After searching for a while I haven't found an elegant solution to this (usually pedantic answers like "just vectorize it" which may not apply all the time), so I thought I'd ask.
The simple problem is this: I need to loop over 2 control variables. (this is what's usually asked, and answered curtly)
The real (specific) problem I have, which may not apply to everyone (looking for an answer to this type of question) is this: I have a data frame. Lets say it's payroll data.
ID,FIRST_NAME,LAST_NAME,PAYDATE,AMT
912367,Jim,Smith,1/1/2000,5000
1102467,LAURA,JAMES,1/1/2000,5000
812367,DAVID,johnson,1/1/2000,5000
555555,ian,Smith,1/1/2000,5000
912367,Jim,SMITH,1/8/2000,4000
...
And yes, the names are dirty like that. Say Unnamed Boss comes around and says, do some stuff with this and other data... and gives you a list of names. Of course, they're properly formatted:
Smith,Jim R
Fields,Samantha
Smith,Kelly
Lensdotter,Patricia
I chose to break them (easy in a csv) to read them in as something similar to
fnames <- c(Jim,Samantha,Kelly,Patricia)
and associated last names (i.e. 2 variables). Then I read in the dataframe, did some nested loops and greps (to ignore case). Searched on easier ways and found how to "python zip" the lists, etc. but I was wondering if there was an easier way?

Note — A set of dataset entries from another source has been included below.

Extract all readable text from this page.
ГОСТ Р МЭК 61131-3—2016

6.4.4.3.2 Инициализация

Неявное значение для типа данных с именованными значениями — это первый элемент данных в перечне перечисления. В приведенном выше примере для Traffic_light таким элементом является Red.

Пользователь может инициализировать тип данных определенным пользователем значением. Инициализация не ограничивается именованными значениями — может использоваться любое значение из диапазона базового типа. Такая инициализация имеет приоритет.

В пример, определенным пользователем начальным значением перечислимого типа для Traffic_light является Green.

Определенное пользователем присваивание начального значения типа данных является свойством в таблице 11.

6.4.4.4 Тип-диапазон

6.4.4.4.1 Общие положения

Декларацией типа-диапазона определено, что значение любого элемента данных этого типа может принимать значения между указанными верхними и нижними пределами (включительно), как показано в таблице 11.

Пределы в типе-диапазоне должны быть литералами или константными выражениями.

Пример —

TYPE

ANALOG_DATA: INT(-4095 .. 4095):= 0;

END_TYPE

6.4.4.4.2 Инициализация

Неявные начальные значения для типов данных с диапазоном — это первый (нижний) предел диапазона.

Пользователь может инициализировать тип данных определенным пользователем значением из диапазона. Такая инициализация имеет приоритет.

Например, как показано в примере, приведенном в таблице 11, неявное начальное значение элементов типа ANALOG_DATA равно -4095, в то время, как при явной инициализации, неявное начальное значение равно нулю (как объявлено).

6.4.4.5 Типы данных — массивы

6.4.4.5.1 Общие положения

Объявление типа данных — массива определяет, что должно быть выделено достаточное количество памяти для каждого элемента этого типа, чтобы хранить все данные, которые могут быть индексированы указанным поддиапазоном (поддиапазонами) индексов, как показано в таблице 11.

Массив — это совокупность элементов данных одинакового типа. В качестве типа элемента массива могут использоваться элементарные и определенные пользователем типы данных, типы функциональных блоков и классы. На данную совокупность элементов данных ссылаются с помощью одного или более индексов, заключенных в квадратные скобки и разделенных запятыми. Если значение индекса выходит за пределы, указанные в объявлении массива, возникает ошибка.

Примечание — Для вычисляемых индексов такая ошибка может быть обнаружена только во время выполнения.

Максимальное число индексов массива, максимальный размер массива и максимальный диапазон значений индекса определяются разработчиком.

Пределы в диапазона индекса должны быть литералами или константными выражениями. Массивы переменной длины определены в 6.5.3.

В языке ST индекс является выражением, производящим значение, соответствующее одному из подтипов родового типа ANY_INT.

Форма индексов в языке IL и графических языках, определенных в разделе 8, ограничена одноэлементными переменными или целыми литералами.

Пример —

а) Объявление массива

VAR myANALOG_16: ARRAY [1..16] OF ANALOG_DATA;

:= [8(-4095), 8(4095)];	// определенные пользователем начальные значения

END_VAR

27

my code is very similar to:
EID <- vector(mode="integer")
for (i in 1:length(lnames)){
l <- lnames[i]
f <- fnames[i]
if(grepl(l,payroll[3],ignore.case = T)){
paycut1 <- payroll[grepl(l,payroll$LAST_NAME,ignore.case = T),]
if(grepl(f,paycut[2],ignore.case=T)){
paycut2 <- paycut[grepl(f,paycut$FIRST_NAME,ignore.case=T),]
}
print(paste0(l,", ",f," Has EID: ", paycut2[1,1]))

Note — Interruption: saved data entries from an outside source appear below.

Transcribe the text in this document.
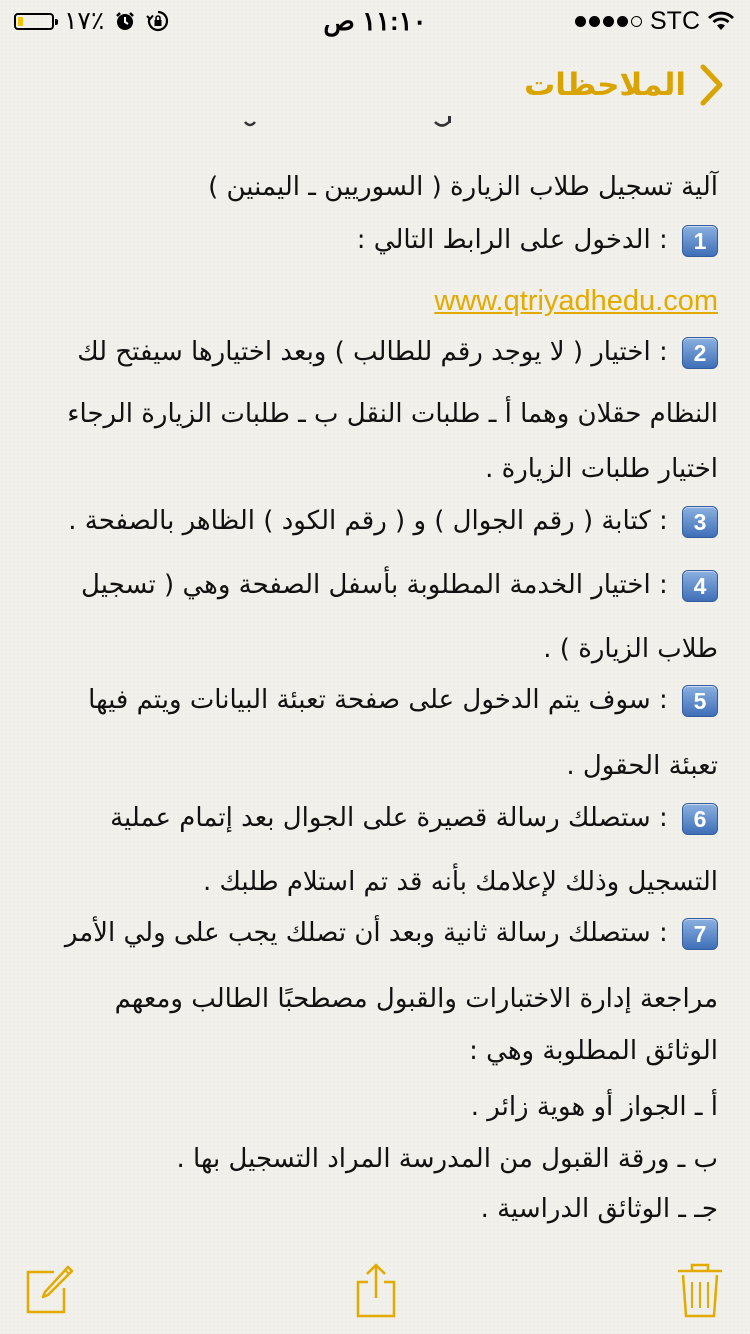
١٧٪	١١:١٠ ص	STC
الملاحظات
آلية تسجيل طلاب الزيارة ( السوريين ـ اليمنين )
1 : الدخول على الرابط التالي :
www.qtriyadhedu.com
2 : اختيار ( لا يوجد رقم للطالب ) وبعد اختيارها سيفتح لك
النظام حقلان وهما أ ـ طلبات النقل ب ـ طلبات الزيارة الرجاء
اختيار طلبات الزيارة .
3 : كتابة ( رقم الجوال ) و ( رقم الكود ) الظاهر بالصفحة .
4 : اختيار الخدمة المطلوبة بأسفل الصفحة وهي ( تسجيل
طلاب الزيارة ) .
5 : سوف يتم الدخول على صفحة تعبئة البيانات ويتم فيها
تعبئة الحقول .
6 : ستصلك رسالة قصيرة على الجوال بعد إتمام عملية
التسجيل وذلك لإعلامك بأنه قد تم استلام طلبك .
7 : ستصلك رسالة ثانية وبعد أن تصلك يجب على ولي الأمر
مراجعة إدارة الاختبارات والقبول مصطحبًا الطالب ومعهم
الوثائق المطلوبة وهي :
أ ـ الجواز أو هوية زائر .
ب ـ ورقة القبول من المدرسة المراد التسجيل بها .
جـ ـ الوثائق الدراسية .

EIDs <- c(EIDs,paycut2[1,1])
}else{
print(paste0(l,", ",f," NOT in Payroll Data: "))
}
}
so I can grab the ID's out of the file associated with the names (so I don't have to deal with names!). Any suggestions? (I don't want to have to use the for (i in range):
construct (kind of inelegant) as opposed to a more c/python like for i,j:
construct.
(Sorry for the explanation at the beginning, but I think that searching for a question like this deserves an answer, and not everyone can frame a question right, so answers like "just vectorize it" which may not apply in their situation dissuades them from continuing to ask)
P.S. If I'm going about it the completely wrong way, I'm not averse to other points of view. I come from a C background, so I'm used to loops and non-vectorized code. I just couldn't see how to vectorize this. Criticism, though only helpful criticism, is welcomed.